O Território da União das Ilhas Andaman e Nicobar é um arquipélago de cerca de 550 ilhas. Situa-se na Baía de Bengala e cobre uma área de mais de oito mil quilómetros quadrados, área essa esmagadoramente abrangida por “florestas reservadas e protegidas”. Aliás, 36 por cento desse total foi, por decreto-lei, datado de 1956, especificamente reservado para as tribos aborígenes. Mas nenhuma dessas estatísticas e directrizes estão a ser tidas em conta…
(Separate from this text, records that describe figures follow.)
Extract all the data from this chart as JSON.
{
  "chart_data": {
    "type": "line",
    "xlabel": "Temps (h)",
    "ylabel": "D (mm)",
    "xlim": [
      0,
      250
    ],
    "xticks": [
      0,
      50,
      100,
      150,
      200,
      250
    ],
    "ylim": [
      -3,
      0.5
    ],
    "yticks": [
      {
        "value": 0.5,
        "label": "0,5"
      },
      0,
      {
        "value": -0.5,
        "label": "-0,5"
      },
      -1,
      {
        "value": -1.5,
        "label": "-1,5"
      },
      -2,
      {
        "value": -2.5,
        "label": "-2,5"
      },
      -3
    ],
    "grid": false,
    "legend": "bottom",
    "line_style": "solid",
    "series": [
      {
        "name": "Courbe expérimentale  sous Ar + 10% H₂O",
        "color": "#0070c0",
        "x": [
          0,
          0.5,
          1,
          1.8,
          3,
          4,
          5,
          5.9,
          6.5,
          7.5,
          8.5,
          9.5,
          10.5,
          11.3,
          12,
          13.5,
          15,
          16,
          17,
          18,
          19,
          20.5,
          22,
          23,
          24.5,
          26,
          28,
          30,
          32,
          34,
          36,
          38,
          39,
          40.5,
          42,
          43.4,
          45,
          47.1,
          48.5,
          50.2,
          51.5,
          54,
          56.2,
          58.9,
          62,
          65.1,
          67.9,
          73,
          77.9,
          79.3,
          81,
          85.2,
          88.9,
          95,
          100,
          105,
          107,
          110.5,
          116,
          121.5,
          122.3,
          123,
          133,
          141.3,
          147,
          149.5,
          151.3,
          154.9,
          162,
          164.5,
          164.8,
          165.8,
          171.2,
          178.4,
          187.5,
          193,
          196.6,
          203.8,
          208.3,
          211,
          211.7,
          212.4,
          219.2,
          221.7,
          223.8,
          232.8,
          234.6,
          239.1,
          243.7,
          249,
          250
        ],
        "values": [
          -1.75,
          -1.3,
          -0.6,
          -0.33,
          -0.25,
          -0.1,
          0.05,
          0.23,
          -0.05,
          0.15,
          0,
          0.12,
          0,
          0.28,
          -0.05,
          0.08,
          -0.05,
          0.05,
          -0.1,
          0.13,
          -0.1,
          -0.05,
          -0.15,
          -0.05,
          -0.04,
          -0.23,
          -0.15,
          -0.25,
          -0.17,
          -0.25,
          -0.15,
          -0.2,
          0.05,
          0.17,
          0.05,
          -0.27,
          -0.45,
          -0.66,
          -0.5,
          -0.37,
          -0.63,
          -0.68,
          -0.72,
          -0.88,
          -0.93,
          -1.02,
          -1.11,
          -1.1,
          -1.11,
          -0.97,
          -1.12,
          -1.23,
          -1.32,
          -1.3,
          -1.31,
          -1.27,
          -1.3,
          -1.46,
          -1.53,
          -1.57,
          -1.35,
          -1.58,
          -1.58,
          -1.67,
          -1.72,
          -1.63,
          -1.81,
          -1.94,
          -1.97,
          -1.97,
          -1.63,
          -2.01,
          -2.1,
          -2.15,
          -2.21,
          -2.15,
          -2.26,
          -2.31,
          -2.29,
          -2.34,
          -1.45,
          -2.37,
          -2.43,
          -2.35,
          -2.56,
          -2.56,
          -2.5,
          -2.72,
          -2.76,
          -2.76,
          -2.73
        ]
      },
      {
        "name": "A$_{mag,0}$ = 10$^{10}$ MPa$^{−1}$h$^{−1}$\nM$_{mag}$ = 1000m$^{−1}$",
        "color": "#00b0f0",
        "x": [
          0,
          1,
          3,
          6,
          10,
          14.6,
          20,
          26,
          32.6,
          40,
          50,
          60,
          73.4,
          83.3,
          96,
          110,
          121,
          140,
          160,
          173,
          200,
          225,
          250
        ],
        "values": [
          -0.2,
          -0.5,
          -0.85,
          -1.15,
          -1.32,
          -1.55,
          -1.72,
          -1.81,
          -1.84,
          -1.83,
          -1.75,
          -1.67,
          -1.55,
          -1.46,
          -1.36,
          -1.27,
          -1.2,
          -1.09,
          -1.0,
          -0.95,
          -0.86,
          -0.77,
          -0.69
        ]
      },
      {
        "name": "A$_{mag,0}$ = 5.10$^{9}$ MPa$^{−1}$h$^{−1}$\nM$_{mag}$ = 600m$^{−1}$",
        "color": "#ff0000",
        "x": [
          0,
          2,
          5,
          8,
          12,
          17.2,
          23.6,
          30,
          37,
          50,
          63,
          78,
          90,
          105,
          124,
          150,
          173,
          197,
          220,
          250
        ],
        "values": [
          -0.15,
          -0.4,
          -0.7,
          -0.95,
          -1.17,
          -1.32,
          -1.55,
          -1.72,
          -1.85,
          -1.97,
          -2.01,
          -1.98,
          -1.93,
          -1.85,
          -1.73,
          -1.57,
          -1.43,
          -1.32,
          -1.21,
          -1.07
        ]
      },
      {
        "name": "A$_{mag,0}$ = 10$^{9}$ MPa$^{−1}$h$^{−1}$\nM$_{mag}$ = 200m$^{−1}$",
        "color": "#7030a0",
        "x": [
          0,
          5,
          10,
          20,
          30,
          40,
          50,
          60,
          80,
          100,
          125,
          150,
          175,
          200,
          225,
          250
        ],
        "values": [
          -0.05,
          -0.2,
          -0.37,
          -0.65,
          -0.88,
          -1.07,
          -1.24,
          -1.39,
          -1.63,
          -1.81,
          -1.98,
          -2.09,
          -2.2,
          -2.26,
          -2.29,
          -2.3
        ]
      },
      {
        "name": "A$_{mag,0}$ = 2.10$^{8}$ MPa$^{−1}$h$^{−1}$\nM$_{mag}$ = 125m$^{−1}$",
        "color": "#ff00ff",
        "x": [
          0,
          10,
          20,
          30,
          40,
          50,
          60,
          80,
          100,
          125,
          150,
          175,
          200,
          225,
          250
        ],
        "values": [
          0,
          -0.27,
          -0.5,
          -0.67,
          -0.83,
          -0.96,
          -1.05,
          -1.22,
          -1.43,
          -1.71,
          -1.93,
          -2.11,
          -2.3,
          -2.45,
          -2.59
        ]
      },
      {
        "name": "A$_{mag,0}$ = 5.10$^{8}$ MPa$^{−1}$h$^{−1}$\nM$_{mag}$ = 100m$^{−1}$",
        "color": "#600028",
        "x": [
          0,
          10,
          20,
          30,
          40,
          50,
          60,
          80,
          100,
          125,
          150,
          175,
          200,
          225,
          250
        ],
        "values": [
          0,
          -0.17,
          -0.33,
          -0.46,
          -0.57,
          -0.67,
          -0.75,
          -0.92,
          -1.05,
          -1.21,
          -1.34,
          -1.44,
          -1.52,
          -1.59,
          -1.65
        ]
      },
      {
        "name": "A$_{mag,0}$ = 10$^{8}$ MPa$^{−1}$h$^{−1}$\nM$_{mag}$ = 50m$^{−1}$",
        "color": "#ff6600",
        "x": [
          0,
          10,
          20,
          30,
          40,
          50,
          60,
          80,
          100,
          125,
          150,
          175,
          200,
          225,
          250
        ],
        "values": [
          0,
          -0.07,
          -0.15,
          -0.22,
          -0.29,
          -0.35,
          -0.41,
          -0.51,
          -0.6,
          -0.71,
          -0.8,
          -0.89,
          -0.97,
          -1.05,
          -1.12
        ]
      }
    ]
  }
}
O Cristianismo terá chegado a estas ilhas em 1690, quando um franciscano português da Missão do Pegu, o padre Agnelo, desembarcou em Car Nicobar. Em 1711, dois jesuítas franceses, os padres Bonnet e Fauré, da Missão Pondicherry-Carnatic, tentaram a sua sorte, mas ambos pereceram pouco depois. Em 1780, foi a vez dos barnabitas (também da Missão do Pegu) encetarem algum trabalho missionário, mas sem grandes progressos. Nova insistência, em 1836, de novo os jesuítas – os padres Supries, Galabert, Beaury, Lacramp e Chopard durante anos tentaram transcrever o dialecto local para o Latim. Porém, o ódio contra o europeu estava instalado e a missão sofreu sérios reveses e foi obrigada a encerrar a actividade. A população católica das ilhas consistia então nalgumas dezenas de condenados do foro comum e uns quantos militares britânicos que os guardavam.